The most important auditing feature for average users is the ability to track modifications made to data. Unfortunately, while SQL Server 2000 can indicate which user might have updated a table, it cannot capture the actual content of the update. Still, SQL Server 2000 does conform with the C2-level auditing required by certain government users.
Let's take a quick look at the evolution of SQL Server auditing, then dive into its capabilities.
SQL Server auditing prior to SQL Server 2000
Earlier releases of SQL Server have only one built-in auditing feature: the ability to capture server logins. Under SQL Server 7.0, for example, you can specify that logins -- both successful and failed -- be written to the Windows 2000 (or Windows NT) application log, which you view using the Event Viewer. To start this process, you specify an audit level via the Audit Level option in the Enterprise Manager (on the Server Properties Security tab). The SQL Server 7.0 documentation erroneously states that this audit facility will also write login attempts to SQL Server's own log. It does not.

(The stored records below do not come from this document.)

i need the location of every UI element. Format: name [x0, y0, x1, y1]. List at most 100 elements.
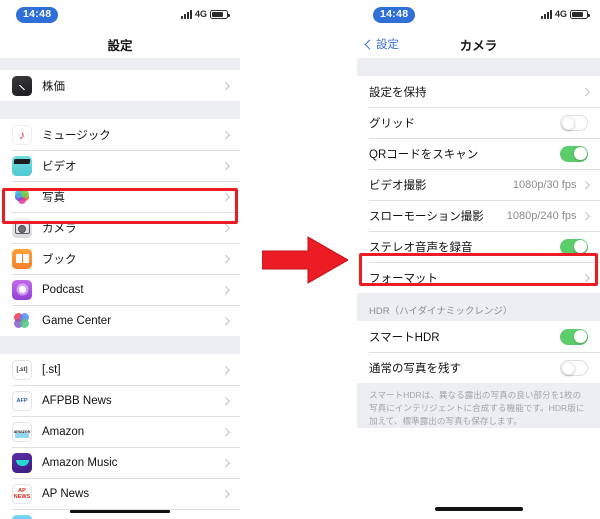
screenshot-stage: 14:48 4G 設定 株価 ♪ ミュージック ビデオ 写真 カメラ ブック P… [0, 0, 600, 519]
row-label: AFPBB News [42, 394, 112, 407]
music-app-icon: ♪ [12, 124, 32, 145]
back-button-label: 設定 [376, 39, 399, 51]
chevron-right-icon [581, 180, 590, 189]
battery-icon [210, 10, 230, 19]
page-title-camera: カメラ [459, 38, 498, 53]
row-grid[interactable]: グリッド [357, 107, 600, 138]
chevron-right-icon [221, 285, 230, 294]
sidebar-item-stocks[interactable]: 株価 [0, 70, 240, 101]
dotst-app-icon: [.st] [12, 359, 32, 380]
game-center-app-icon [12, 310, 32, 331]
chevron-right-icon [221, 130, 230, 139]
row-label: Game Center [42, 314, 112, 327]
chevron-right-icon [221, 365, 230, 374]
photos-app-icon [12, 186, 32, 207]
camera-app-icon [12, 217, 32, 238]
afpbb-news-app-icon: AFP [12, 390, 32, 411]
chevron-right-icon [221, 254, 230, 263]
row-format[interactable]: フォーマット [357, 262, 600, 293]
sidebar-item-music[interactable]: ♪ ミュージック [0, 119, 240, 150]
chevron-right-icon [221, 192, 230, 201]
row-label: 写真 [42, 191, 65, 204]
sidebar-item-afpbb-news[interactable]: AFP AFPBB News [0, 385, 240, 416]
section-footer-hdr-description: スマートHDRは、異なる露出の写真の良い部分を1枚の写真にインテリジェントに合成… [357, 383, 600, 428]
chevron-right-icon [221, 81, 230, 90]
hdr-settings-section: スマートHDR 通常の写真を残す [357, 321, 600, 383]
list-gap [0, 336, 240, 354]
sidebar-item-amazon-music[interactable]: Amazon Music [0, 447, 240, 478]
amazon-music-app-icon [12, 452, 32, 473]
chevron-right-icon [221, 396, 230, 405]
row-scan-qr-code[interactable]: QRコードをスキャン [357, 138, 600, 169]
row-label: Amazon Music [42, 456, 118, 469]
stocks-app-icon [12, 75, 32, 96]
chevron-right-icon [221, 161, 230, 170]
row-label: Podcast [42, 283, 84, 296]
toggle-record-stereo-sound[interactable] [560, 238, 588, 255]
row-label: ステレオ音声を録音 [369, 241, 473, 254]
status-indicators: 4G [180, 9, 230, 19]
list-gap [0, 58, 240, 70]
section-header-hdr: HDR（ハイダイナミックレンジ） [357, 293, 600, 321]
list-gap [357, 58, 600, 76]
status-time: 14:48 [373, 7, 416, 23]
redaction-strike [70, 510, 170, 513]
row-label: スマートHDR [369, 331, 440, 344]
row-label: ミュージック [42, 129, 111, 142]
chevron-right-icon [581, 87, 590, 96]
chevron-left-icon [364, 39, 375, 49]
chevron-right-icon [221, 489, 230, 498]
row-label: [.st] [42, 363, 61, 376]
row-value: 1080p/240 fps [506, 209, 577, 222]
list-gap [0, 101, 240, 119]
row-label: グリッド [369, 117, 415, 130]
battery-icon [570, 10, 590, 19]
row-preserve-settings[interactable]: 設定を保持 [357, 76, 600, 107]
sidebar-item-amazon[interactable]: amazon Amazon [0, 416, 240, 447]
row-label: カメラ [42, 222, 77, 235]
sidebar-item-photos[interactable]: 写真 [0, 181, 240, 212]
page-title-settings: 設定 [107, 38, 133, 53]
toggle-scan-qr-code[interactable] [560, 145, 588, 162]
apple-store-app-icon [12, 514, 32, 519]
sidebar-item-game-center[interactable]: Game Center [0, 305, 240, 336]
sidebar-item-ap-news[interactable]: AP NEWS AP News [0, 478, 240, 509]
status-bar-right: 14:48 4G [357, 0, 600, 30]
row-label: スローモーション撮影 [369, 210, 484, 223]
settings-section-apple-apps: ♪ ミュージック ビデオ 写真 カメラ ブック Podcast Game Cen… [0, 119, 240, 336]
signal-bars-icon [180, 9, 192, 19]
back-button[interactable]: 設定 [364, 36, 399, 52]
row-label: ビデオ [42, 160, 77, 173]
row-smart-hdr[interactable]: スマートHDR [357, 321, 600, 352]
sidebar-item-books[interactable]: ブック [0, 243, 240, 274]
chevron-right-icon [221, 223, 230, 232]
toggle-grid[interactable] [560, 114, 588, 131]
books-app-icon [12, 248, 32, 269]
row-label: AP News [42, 487, 90, 500]
toggle-keep-normal-photo[interactable] [560, 359, 588, 376]
chevron-right-icon [581, 273, 590, 282]
sidebar-item-dotst[interactable]: [.st] [.st] [0, 354, 240, 385]
podcast-app-icon [12, 279, 32, 300]
row-video-recording[interactable]: ビデオ撮影 1080p/30 fps [357, 169, 600, 200]
settings-section-third-party-apps: [.st] [.st] AFP AFPBB News amazon Amazon… [0, 354, 240, 519]
ap-news-app-icon: AP NEWS [12, 483, 32, 504]
row-slow-motion-recording[interactable]: スローモーション撮影 1080p/240 fps [357, 200, 600, 231]
status-indicators: 4G [540, 9, 590, 19]
sidebar-item-podcast[interactable]: Podcast [0, 274, 240, 305]
sidebar-item-camera[interactable]: カメラ [0, 212, 240, 243]
network-label: 4G [194, 9, 207, 19]
video-app-icon [12, 155, 32, 176]
right-phone-camera-screen: 14:48 4G 設定 カメラ 設定を保持 グリッド QRコードをスキャン ビデ… [357, 0, 600, 519]
home-indicator[interactable] [434, 507, 523, 511]
row-label: 設定を保持 [369, 86, 427, 99]
chevron-right-icon [581, 211, 590, 220]
toggle-smart-hdr[interactable] [560, 328, 588, 345]
sidebar-item-video[interactable]: ビデオ [0, 150, 240, 181]
row-keep-normal-photo[interactable]: 通常の写真を残す [357, 352, 600, 383]
chevron-right-icon [221, 458, 230, 467]
row-record-stereo-sound[interactable]: ステレオ音声を録音 [357, 231, 600, 262]
row-label: 株価 [42, 80, 65, 93]
chevron-right-icon [221, 316, 230, 325]
row-label: ビデオ撮影 [369, 179, 427, 192]
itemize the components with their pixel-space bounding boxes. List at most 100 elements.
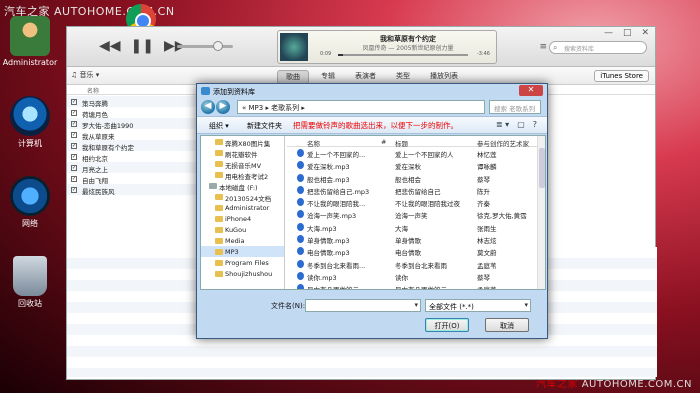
file-title: 沧海一声笑	[395, 212, 428, 221]
view-options-icon[interactable]: ≣ ▾	[496, 120, 509, 129]
filename-input[interactable]	[305, 299, 421, 312]
tree-item[interactable]: 本地磁盘 (F:)	[201, 180, 284, 192]
file-title: 爱上一个不回家的人	[395, 151, 454, 159]
tree-item[interactable]: Administrator	[201, 202, 284, 213]
song-row[interactable]: ✓ 策马奔腾	[67, 96, 197, 108]
dialog-title: 添加到资料库	[213, 88, 255, 96]
tab-songs[interactable]: 歌曲	[277, 70, 309, 84]
file-list-scrollbar[interactable]	[537, 136, 545, 289]
checkbox[interactable]: ✓	[71, 154, 77, 160]
tab-genres[interactable]: 类型	[388, 70, 418, 84]
library-search-input[interactable]: ⌕ 搜索资料库	[549, 41, 647, 54]
song-row[interactable]: ✓ 相约北京	[67, 151, 197, 163]
volume-knob[interactable]	[213, 41, 223, 51]
search-icon: ⌕	[553, 43, 558, 52]
desktop-icon-network[interactable]: 网络	[2, 176, 58, 229]
help-icon[interactable]: ?	[533, 120, 537, 129]
tree-item[interactable]: Program Files	[201, 257, 284, 268]
tree-item[interactable]: Shoujizhushou	[201, 268, 284, 279]
tab-artists[interactable]: 表演者	[347, 70, 384, 84]
list-menu-icon[interactable]: ≡	[539, 42, 547, 52]
song-row[interactable]: ✓ 荷塘月色	[67, 107, 197, 119]
window-controls: — □ ✕	[604, 28, 649, 38]
desktop-icon-administrator[interactable]: Administrator	[2, 16, 58, 67]
file-row[interactable]: 把悲伤留给自己.mp3 把悲伤留给自己 陈升	[287, 184, 543, 196]
file-artist: 莫文蔚	[477, 249, 497, 258]
checkbox[interactable]: ✓	[71, 99, 77, 105]
file-title: 读你	[395, 273, 408, 282]
file-row[interactable]: 单身情歌.mp3 单身情歌 林志炫	[287, 233, 543, 245]
song-row[interactable]: ✓ 自由飞翔	[67, 173, 197, 185]
tree-item[interactable]: 20130524文档	[201, 191, 284, 203]
checkbox[interactable]: ✓	[71, 187, 77, 193]
song-row[interactable]: ✓ 我和草原有个约定	[67, 140, 197, 152]
checkbox[interactable]: ✓	[71, 143, 77, 149]
view-controls: ≣ ▾ ▢ ?	[496, 120, 537, 129]
minimize-icon[interactable]: —	[604, 28, 613, 38]
file-row[interactable]: 沧海一声笑.mp3 沧海一声笑 徐克,罗大佑,黄霑	[287, 208, 543, 220]
song-row[interactable]: ✓ 我从草原来	[67, 129, 197, 141]
itunes-store-button[interactable]: iTunes Store	[594, 70, 649, 82]
column-number[interactable]: #	[381, 138, 386, 146]
organize-menu[interactable]: 组织 ▾	[209, 121, 229, 131]
tree-item[interactable]: 无损音乐MV	[201, 158, 284, 170]
folder-search-input[interactable]: 搜索 老歌系列	[489, 100, 541, 114]
file-row[interactable]: 读你.mp3 读你 蔡琴	[287, 270, 543, 282]
address-bar[interactable]: « MP3 ▸ 老歌系列 ▸	[237, 100, 485, 114]
song-progress-bar[interactable]	[338, 54, 468, 56]
tree-item[interactable]: 奔腾X80图片集	[201, 136, 284, 148]
music-file-icon	[297, 198, 304, 207]
pause-icon[interactable]: ❚❚	[131, 38, 154, 54]
tree-item[interactable]: 刷花瓣软件	[201, 147, 284, 159]
back-arrow-icon[interactable]: ◀	[201, 100, 215, 114]
checkbox[interactable]: ✓	[71, 110, 77, 116]
file-row[interactable]: 冬季到台北来看雨... 冬季到台北来看雨 孟庭苇	[287, 258, 543, 270]
recycle-bin-icon	[13, 256, 47, 296]
file-row[interactable]: 电台情歌.mp3 电台情歌 莫文蔚	[287, 245, 543, 257]
new-folder-button[interactable]: 新建文件夹	[247, 121, 282, 131]
file-row[interactable]: 爱在深秋.mp3 爱在深秋 谭咏麟	[287, 159, 543, 171]
volume-slider[interactable]	[177, 41, 233, 51]
add-to-library-dialog: 添加到资料库 ✕ ◀ ▶ « MP3 ▸ 老歌系列 ▸ 搜索 老歌系列 组织 ▾…	[196, 83, 548, 339]
forward-arrow-icon[interactable]: ▶	[216, 100, 230, 114]
checkbox[interactable]: ✓	[71, 121, 77, 127]
maximize-icon[interactable]: □	[623, 28, 632, 38]
tree-item[interactable]: 用电检查考试2	[201, 169, 284, 181]
file-row[interactable]: 般也相会.mp3 般也相会 蔡琴	[287, 172, 543, 184]
preview-pane-icon[interactable]: ▢	[517, 120, 525, 129]
desktop-icon-recycle-bin[interactable]: 回收站	[2, 256, 58, 309]
tab-albums[interactable]: 专辑	[313, 70, 343, 84]
tree-item[interactable]: KuGou	[201, 224, 284, 235]
dialog-footer: 文件名(N): 全部文件 (*.*) 打开(O) 取消	[197, 294, 547, 338]
file-type-filter[interactable]: 全部文件 (*.*)	[425, 299, 531, 312]
tree-item[interactable]: iPhone4	[201, 213, 284, 224]
checkbox[interactable]: ✓	[71, 176, 77, 182]
tree-item-label: Program Files	[225, 259, 269, 267]
tab-playlists[interactable]: 播放列表	[422, 70, 466, 84]
library-selector[interactable]: ♫ 音乐 ▾	[71, 70, 99, 80]
transport-controls: ◀◀ ❚❚ ▶▶	[99, 38, 186, 54]
cancel-button[interactable]: 取消	[485, 318, 529, 332]
dialog-close-button[interactable]: ✕	[519, 85, 543, 96]
checkbox[interactable]: ✓	[71, 165, 77, 171]
song-row[interactable]: ✓ 罗大佑-恋曲1990	[67, 118, 197, 130]
file-row[interactable]: 不让我的眼泪陪我... 不让我的眼泪陪我过夜 齐秦	[287, 196, 543, 208]
file-artist: 孟庭苇	[477, 284, 539, 289]
open-button[interactable]: 打开(O)	[425, 318, 469, 332]
checkbox[interactable]: ✓	[71, 132, 77, 138]
song-row[interactable]: ✓ 最炫民族风	[67, 184, 197, 196]
file-artist: 蔡琴	[477, 175, 490, 184]
file-row[interactable]: 大海.mp3 大海 张雨生	[287, 221, 543, 233]
scrollbar-thumb[interactable]	[539, 148, 545, 188]
desktop-icon-computer[interactable]: 计算机	[2, 96, 58, 149]
tree-item-label: Shoujizhushou	[225, 270, 273, 278]
folder-tree: 奔腾X80图片集 刷花瓣软件 无损音乐MV 用电检查考试2 本地磁盘 (F:) 20130…	[201, 136, 285, 289]
file-artist: 齐秦	[477, 200, 490, 209]
tree-item[interactable]: Media	[201, 235, 284, 246]
previous-track-icon[interactable]: ◀◀	[99, 38, 121, 54]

To audit SQL Server 7.0 activity on a deeper level, you could use the Profiler to capture both successful logins and SQL statements issued by users. But beware: overhead is high, since SQL Server 7.0's Profiler was built to analyze performance and tuning, not to conduct auditing. Also, the Profiler captures only successful commands and logins; if a user issues a SQL command that is denied, for example, the SQL Server 7.0 Profiler will not report it.
SQL Trace's new role and new capabilities
SQL Trace is the heart of SQL Server 2000's auditing capabilities. In fact, Microsoft resurrected SQL Trace, which had been downplayed in SQL Server 7.0, specifically to facilitate auditing.
SQL Trace, the server-side component of SQL Server 2000's tracing system, works with the Profiler client-side viewing utility. (The functionality and naming of SQL Trace and Profiler have changed with each SQL Server release since version 6.5. See the sidebar for details.) Traces, which are activated by issuing a SQL Trace stored procedure, incur much lower overhead than did SQL Server 7.0's Profiler.